Yeni geldiği bu yerde de tamamen yalnız değildi tabiî. Çok yakında yaşamasalar bile yardım istediğinde hemen gelecek insanlar vardı. Buna rağmen tanıdığı herkesi uzaklarda, eski bir fotoğraf albümünü kapatırmış gibi bırakıp gitmek zor geliyordu ona. Sanki her mekân değişikliğinde, “Şu lise yıllarımın hatıraları, bu da son bir yılın albümü, oradaki de çocukluğumun en mutlu yıllarının…” diyerek albüm bitirip bir yenisine kapak açıyordu.

Yaşadığı yere ev, yuva, ne derse desin, bir noktada hepsi fânileşmişti gözünde. Bir yere ait hissetmek bu kadar zor muydu herkes için? Herkes yabancı gibi mi hissediyordu ekmek alırken, parkta gezerken, onun gibi endişeyle mi atıyordu her adımını? Bir bebeğin emziğine sarıldığı gibi sımsıkı tutunup bir daha bırakmayacağı bir yeri olacak mıydı?

Kapısı çaldı. Kapıyı açtığında kimse yoktu, ama yere baktığında bir paket çikolata ve altında bir kâğıt gördü. Eğilip aldı. “Evimize hoş geldin!” yazıyordu kâğıtta kocaman, renkli harflerle. Çocuk gülüşmeleri duydu koridorun diğer ucundan ve gülümsedi. Kapıyı kapatmadan küçük mutfağına gitti, buzdolabından bir paket dondurma çıkardı. Bir peçete ve kalem bulup “Teşekkürler.” yazdı üzerine. “Kalb” ve “gülen yüz” ekleyip kapısının önüne bıraktı dondurmayla birlikte.

Yaklaşan adımları ve heyecanlı seslerini duydu çocukların. Kendi kendine gülerek çikolata paketini açtı odasına yürürken.

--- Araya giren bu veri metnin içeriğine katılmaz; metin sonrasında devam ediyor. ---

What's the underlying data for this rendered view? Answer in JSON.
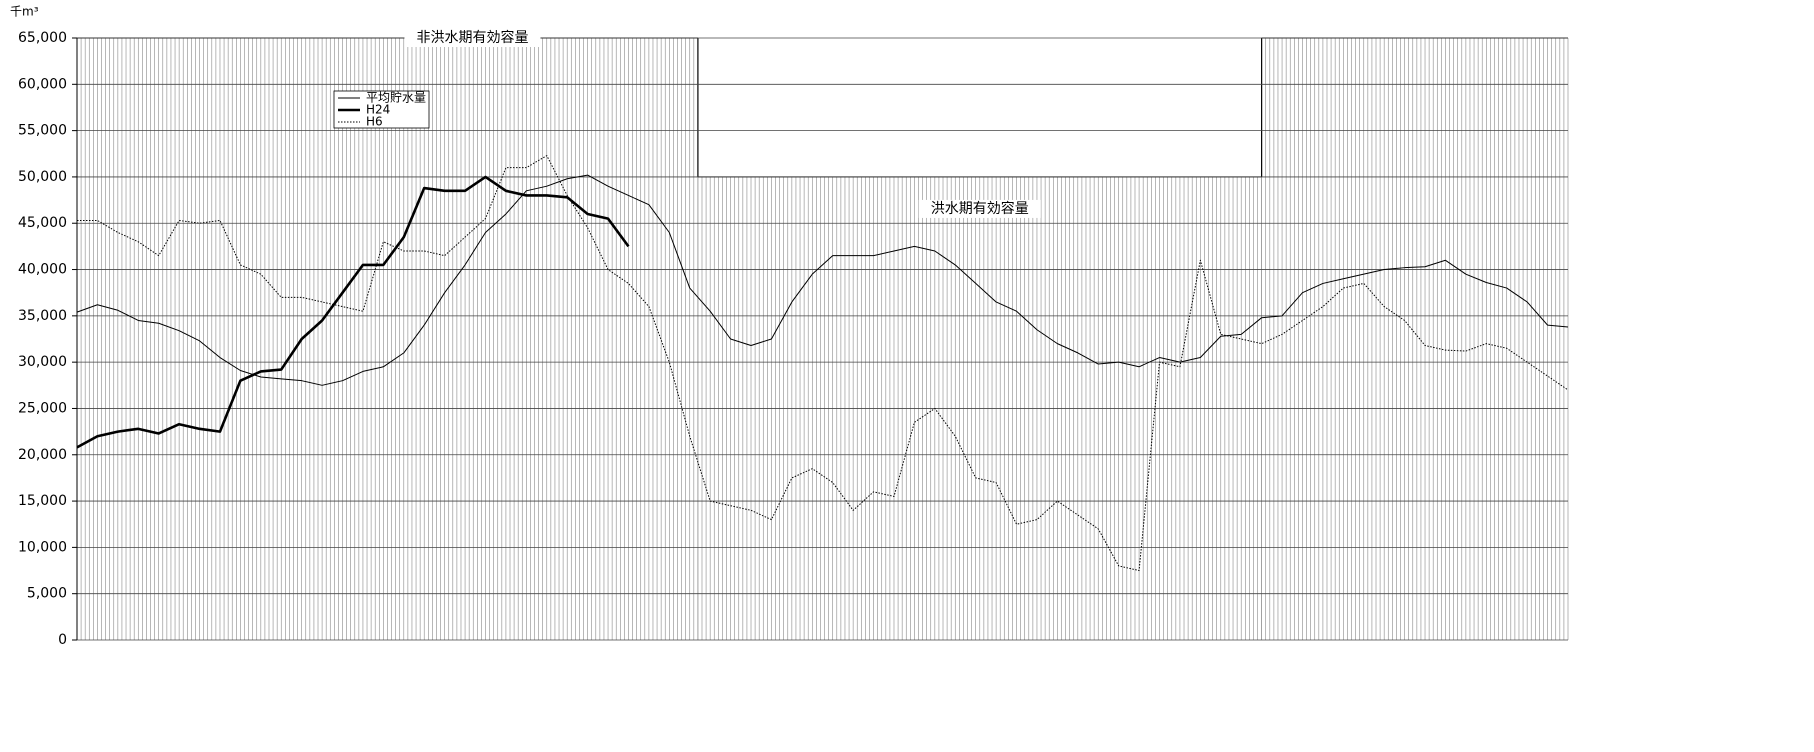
{
  "chart_data": {
    "type": "line",
    "y_unit": "千m³",
    "xlim": [
      0,
      365
    ],
    "ylim": [
      0,
      65000
    ],
    "yticks": [
      {
        "value": 0,
        "label": "0"
      },
      {
        "value": 5000,
        "label": "5,000"
      },
      {
        "value": 10000,
        "label": "10,000"
      },
      {
        "value": 15000,
        "label": "15,000"
      },
      {
        "value": 20000,
        "label": "20,000"
      },
      {
        "value": 25000,
        "label": "25,000"
      },
      {
        "value": 30000,
        "label": "30,000"
      },
      {
        "value": 35000,
        "label": "35,000"
      },
      {
        "value": 40000,
        "label": "40,000"
      },
      {
        "value": 45000,
        "label": "45,000"
      },
      {
        "value": 50000,
        "label": "50,000"
      },
      {
        "value": 55000,
        "label": "55,000"
      },
      {
        "value": 60000,
        "label": "60,000"
      },
      {
        "value": 65000,
        "label": "65,000"
      }
    ],
    "grid": true,
    "capacity_periods": [
      {
        "label": "非洪水期有効容量",
        "from": 0,
        "to": 152,
        "value": 65000
      },
      {
        "label": "洪水期有効容量",
        "from": 152,
        "to": 290,
        "value": 50000
      },
      {
        "from": 290,
        "to": 365,
        "value": 65000
      }
    ],
    "x": [
      0,
      5,
      10,
      15,
      20,
      25,
      30,
      35,
      40,
      45,
      50,
      55,
      60,
      65,
      70,
      75,
      80,
      85,
      90,
      95,
      100,
      105,
      110,
      115,
      120,
      125,
      130,
      135,
      140,
      145,
      150,
      155,
      160,
      165,
      170,
      175,
      180,
      185,
      190,
      195,
      200,
      205,
      210,
      215,
      220,
      225,
      230,
      235,
      240,
      245,
      250,
      255,
      260,
      265,
      270,
      275,
      280,
      285,
      290,
      295,
      300,
      305,
      310,
      315,
      320,
      325,
      330,
      335,
      340,
      345,
      350,
      355,
      360,
      365
    ],
    "series": [
      {
        "name": "平均貯水量",
        "color": "#000000",
        "style": "solid",
        "values": [
          35400,
          36200,
          35600,
          34500,
          34200,
          33400,
          32300,
          30500,
          29100,
          28400,
          28200,
          28000,
          27500,
          28000,
          29000,
          29500,
          31000,
          34000,
          37500,
          40500,
          44000,
          46000,
          48500,
          49000,
          49800,
          50200,
          49000,
          48000,
          47000,
          44000,
          38000,
          35500,
          32500,
          31800,
          32500,
          36500,
          39500,
          41500,
          41500,
          41500,
          42000,
          42500,
          42000,
          40500,
          38500,
          36500,
          35500,
          33500,
          32000,
          31000,
          29800,
          30000,
          29500,
          30500,
          30000,
          30500,
          32800,
          33000,
          34800,
          35000,
          37500,
          38500,
          39000,
          39500,
          40000,
          40200,
          40300,
          41000,
          39500,
          38600,
          38000,
          36500,
          34000,
          33800
        ]
      },
      {
        "name": "H24",
        "color": "#000000",
        "style": "bold",
        "values": [
          20800,
          22000,
          22500,
          22800,
          22300,
          23300,
          22800,
          22500,
          28000,
          29000,
          29200,
          32500,
          34500,
          37500,
          40500,
          40500,
          43500,
          48800,
          48500,
          48500,
          50000,
          48500,
          48000,
          48000,
          47800,
          46000,
          45500,
          42500,
          null,
          null,
          null,
          null,
          null,
          null,
          null,
          null,
          null,
          null,
          null,
          null,
          null,
          null,
          null,
          null,
          null,
          null,
          null,
          null,
          null,
          null,
          null,
          null,
          null,
          null,
          null,
          null,
          null,
          null,
          null,
          null,
          null,
          null,
          null,
          null,
          null,
          null,
          null,
          null,
          null,
          null,
          null,
          null,
          null,
          null
        ]
      },
      {
        "name": "H6",
        "color": "#000000",
        "style": "dotted",
        "values": [
          45300,
          45300,
          44000,
          43000,
          41500,
          45300,
          45000,
          45300,
          40500,
          39500,
          37000,
          37000,
          36500,
          36000,
          35500,
          43000,
          42000,
          42000,
          41500,
          43500,
          45500,
          51000,
          51000,
          52300,
          48000,
          44500,
          40000,
          38500,
          36000,
          30000,
          22000,
          15000,
          14500,
          14000,
          13000,
          17500,
          18500,
          17000,
          14000,
          16000,
          15500,
          23500,
          25000,
          22000,
          17500,
          17000,
          12500,
          13000,
          15000,
          13500,
          12000,
          8000,
          7500,
          30000,
          29500,
          41000,
          33000,
          32500,
          32000,
          33000,
          34500,
          36000,
          38000,
          38500,
          36000,
          34500,
          31800,
          31300,
          31200,
          32000,
          31500,
          30000,
          28500,
          27000
        ]
      }
    ]
  }
}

Nereye giderse gitsin fark ettiği ortak şey insanların iyiliği idi. Otobüste bir sohbet konusu açıp gezilecek yerleri tarif eden yaşlılardan, gerekli dokümanı eksik olsa bile ona kütüphane kartı veren çalışana kadar, hiç beklenmedik yerlerde gösteriyordu insanlar sevgi ve merhamet dolu kalblerini. Bir şekilde dualarına cevap geliyordu en yalnız ve korumasız hissettiği anlarda.

“Göçmen!” diye takılırdı ona arkadaşları bir göçebe kuş gibi oradan oraya uçtuğu için. İyi yönlerini görüyordu tabiî bu kadar yer ve insan görmenin, farklı tecrübeler edinmenin, ama bir ağaç gibi köklerini salıp yerleşeceği günlerin de hayalini kuruyordu bazen. Sadece kalıcı adresini bulması gerekiyordu.

Köklerini salacağı güne kadar aramaya devam edecekti şimdilik. Camın önüne süs eşyalarını dizerken yer ayırdı alacağı bitkiler için. Ne kadar küçük olsa da her gittiği yerde hayattan kendine ait bir köşe olduğunu fark etti. Her şey parlak değildi, ama ışığın değerini anlamak ve ona odaklanmak daha kolaydı karanlığın içinde. Geçicilerin arasındayken sonsuz olanı fark etmek daha kolaydı. Ama hayatında bir düzen ve kalıcılık olmasını istemek onun tabiatındaydı. Dünyanın her yerinde yaşıyordu insanlar, ama o kendini ait hissettiği bir yere yerleşip kendini o yerin insanı gibi görebileceği günler için umutla duaya devam edecekti…

“O Rabbiniz, sizin için yeryüzünü bir döşek, göğü de bir bina yaptı.” (Bakara, 2/22).